Behavioral Design PatternsDesign Patterns

Learn the Strategy Design Pattern

This is the 18th post in a series on design patterns.

Strategy is a behavioral design pattern that lets you define a family of algorithms, put each of them into a separate class, and make their objects interchangeable.

Imagine you want to create an online application to sort numbers. For a small number of numbers, the app relied on the Bubble Sort, whose time complexity was O(n²).

There were many requests for introducing another sorting algorithm, the Quick Sort or the Merge Sort O(nLogn), which is far superior to Bubble Sort.

Every time you added a new sorting algorithm, the main class became too difficult to maintain. Changes to any of the algorithms, whether it was a simple bug or optimizing the algorithm logic, affected the whole class, increasing the chance of an error occurring in previously working code.

Strategy Design Pattern

A strategy design pattern suggests that you take a class that performs something specific in a variety of ways and extract all of these algorithms into their own classes.

A reference to one of the strategies must be stored in the original class, called context. Instead of executing the work on its own, the context delegated the task to a linked strategy object.

The context does not determine which algorithm is appropriate for the job. Rather, the client passes the desired strategy to the context. In fact, the context does not have any idea about strategies. This generic interface works with all strategies and exposes only a single method for triggering an algorithm encapsulated within a selected strategy.

In this way, the context becomes independent of concrete strategies, so you can add new algorithms or modify existing ones without changing the code of the context or other strategies.

UML Class Diagram

Not familiar with UML Class Diagram? I have written a detailed post on the UML Class diagram.

Implementation steps

  1. Identify an algorithm in the context class that tends to change frequently. At runtime, it can also be a massive conditional that selects and executes a variant of the same algorithm.
  2. Define the strategy interface common to all variants of the algorithm.
  3. Extract all algorithms into individual classes one by one. Each class must implement the strategy interface.
  4. Add a field in the context class for storing a reference to a Strategy object. Provide a setter to replace the value of that field. The context should only interact with the strategy object through the strategy interface. The context may define an interface that allows the strategy to access its data.
  5. The context must be associated with a strategy that matches the way clients expect it to perform its primary function.

Source Code Implementation

The NumberSorter Context class maintains a reference to one of the concrete strategies and communicates with it only through the strategy interface.

All concrete strategies share the SortingStrategy interface. It defines a method that the context uses to execute the strategy.

The BubbleSort and QuickSort concrete Strategy implements different variations of an algorithm that the context uses.

Each time it needs to run the algorithm, the context calls the execution method on the linked strategy object. The context doesn’t know which strategy it uses or how the algorithm works.

A StrategyClient creates a specific strategy object and passes it to the context. During runtime, clients can replace the strategy associated with the context using the context’s setter.

// Output
Original Array: [1, 2, 4, 6, 17, 70, 34, 23, 60, 20, 56, 89, 7]
Sorted Array: [1, 2, 4, 6, 7, 17, 20, 23, 34, 56, 60, 70, 89]
Original Array: [10, 20, 40, 16, 27, 30, 32, 3, 0, 2, 86, 9, 7]
Sorted Array: [0, 2, 3, 7, 9, 10, 16, 20, 27, 30, 32, 40, 86]

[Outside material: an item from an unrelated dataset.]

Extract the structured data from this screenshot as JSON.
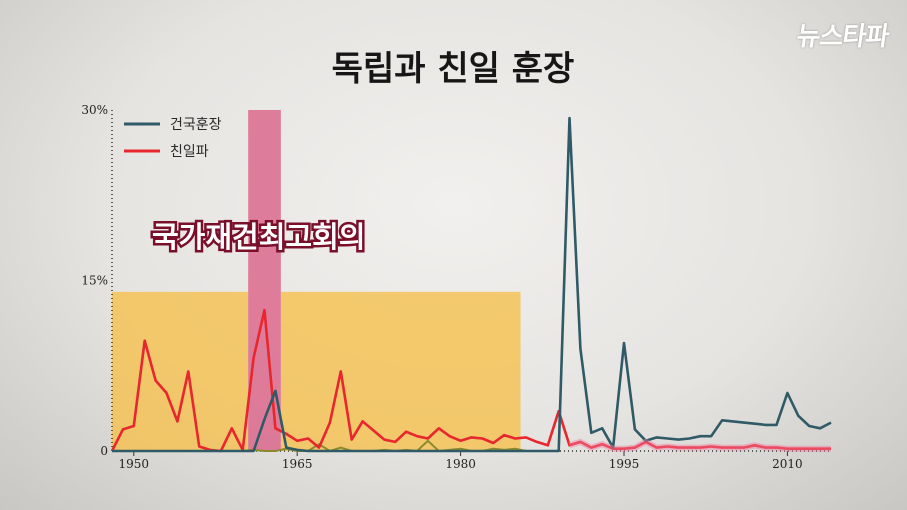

When To Apply Strategy Design Pattern

  • If you want to use different variants of an algorithm within an object and be able to switch from one algorithm to another during runtime, you should use the Strategy pattern.
  • When you have a lot of similar classes that only differ in the way they behave, use the Strategy pattern.
  • It allows you to separate the business logic of a class from the implementation details of algorithms that may not be as crucial to the logic.
  • When your class has a conditional operator that switches between several variants of the same algorithm, use the pattern.

Pros of Strategy Design Pattern

  • At runtime, you can swap algorithms used within an object.
  • Implementation details of an algorithm can be separated from the code that uses it.
  • Inheritance can be replaced with composition.
  • You can introduce new strategies without having to change the context.